Des questions peuvent également porter sur la sexualité du couple : fréquence des rapports, troubles de l’érection, difficultés d’éjaculation ou antécédents de conception.
Ce rendez-vous permet de déterminer quels examens sont réellement utiles et d’éviter de multiplier les tests sans raison.
Le spermogramme : l’examen central du bilan masculin
Le spermogramme est souvent le premier examen biologique demandé. Il permet d’étudier plusieurs caractéristiques du sperme, notamment le volume de l’éjaculat, la concentration des spermatozoïdes, leur nombre total, leur mobilité et certains autres paramètres.
Le prélèvement est généralement réalisé par masturbation dans un laboratoire ou dans une structure spécialisée, selon un protocole précis. Une période d’abstinence sexuelle de quelques jours peut être demandée afin de standardiser au mieux les conditions du prélèvement.
Pour de nombreux hommes, cet examen peut être source d’appréhension, surtout lorsqu’il est réalisé dans un environnement médical. Il faut garder à l’esprit qu’il s’agit d’un examen extrêmement courant dans les parcours de fertilité.
Un spermogramme anormal ne signifie pas forcément infertilité
C’est probablement le point le plus important à retenir. Un spermogramme ne fonctionne pas comme un test « fertile ou infertile ».

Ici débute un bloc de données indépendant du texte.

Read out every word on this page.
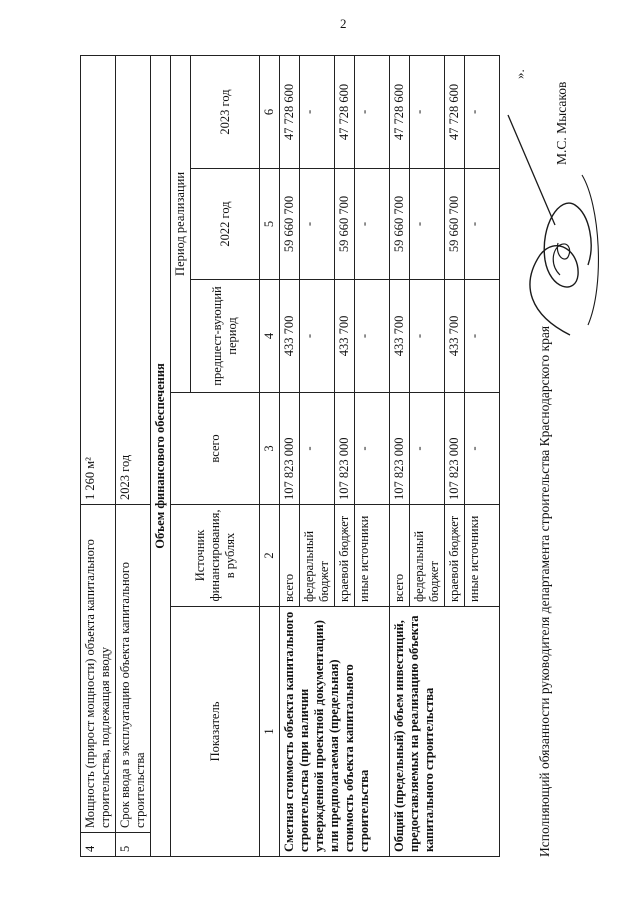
2
4	Мощность (прирост мощности) объекта капитального строительства, подлежащая вводу		1 260 м²			
5	Срок ввода в эксплуатацию объекта капитального строительства		2023 год			
Объем финансового обеспечения						
Показатель		Источник финансирования, в рублях	всего	Период реализации		
				предшест-вующий период	2022 год	2023 год
1		2	3	4	5	6
Сметная стоимость объекта капитального строительства (при наличии утвержденной проектной документации) или предполагаемая (предельная) стоимость объекта капитального строительства		всего	107 823 000	433 700	59 660 700	47 728 600
		федеральный бюджет	-	-	-	-
		краевой бюджет	107 823 000	433 700	59 660 700	47 728 600
		иные источники	-	-	-	-
Общий (предельный) объем инвестиций, предоставляемых на реализацию объекта капитального строительства		всего	107 823 000	433 700	59 660 700	47 728 600
		федеральный бюджет	-	-	-	-
		краевой бюджет	107 823 000	433 700	59 660 700	47 728 600
		иные источники	-	-	-	-
».
Исполняющий обязанности руководителя департамента строительства Краснодарского края
М.С. Мысаков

Les paramètres spermatiques peuvent varier d’un prélèvement à l’autre. Une fièvre récente, une infection, certains traitements, une période de stress important ou d’autres facteurs transitoires peuvent modifier temporairement les résultats.
C’est pourquoi un résultat perturbé peut conduire le médecin à demander un second prélèvement après un délai adapté. L’interprétation doit toujours être faite dans son ensemble et dans le contexte du couple.
Pour mieux comprendre ce premier niveau d’exploration, Planète Papa propose également un guide consacré aux examens de fertilité masculine, qui permet de se familiariser avec les principaux tests réalisés au cours d’un bilan.
Le spermocytogramme : observer la forme des spermatozoïdes
Le spermocytogramme est souvent réalisé en complément du spermogramme. Il s’intéresse notamment à la morphologie des spermatozoïdes.
La tête, la pièce intermédiaire et le flagelle peuvent être observés afin d’évaluer la proportion de spermatozoïdes présentant une morphologie considérée comme typique selon les critères utilisés par le laboratoire.
Là encore, une anomalie morphologique ne suffit pas, à elle seule, à prédire les chances de conception. Les résultats doivent être interprétés avec les autres paramètres du sperme et avec le bilan de la partenaire.
La spermoculture : rechercher une infection lorsque cela est nécessaire
Une spermoculture peut être prescrite dans certaines situations afin de rechercher une infection du sperme ou des voies génitales.
Elle n’est pas forcément réalisée de manière systématique chez tous les hommes. Elle peut être demandée lorsqu’il existe des symptômes, des antécédents particuliers ou des anomalies biologiques qui orientent vers une cause infectieuse.
Le bilan hormonal : quand une prise de sang est utile
Lorsque le médecin suspecte une cause hormonale ou lorsqu’un spermogramme est très perturbé, un bilan sanguin peut être proposé.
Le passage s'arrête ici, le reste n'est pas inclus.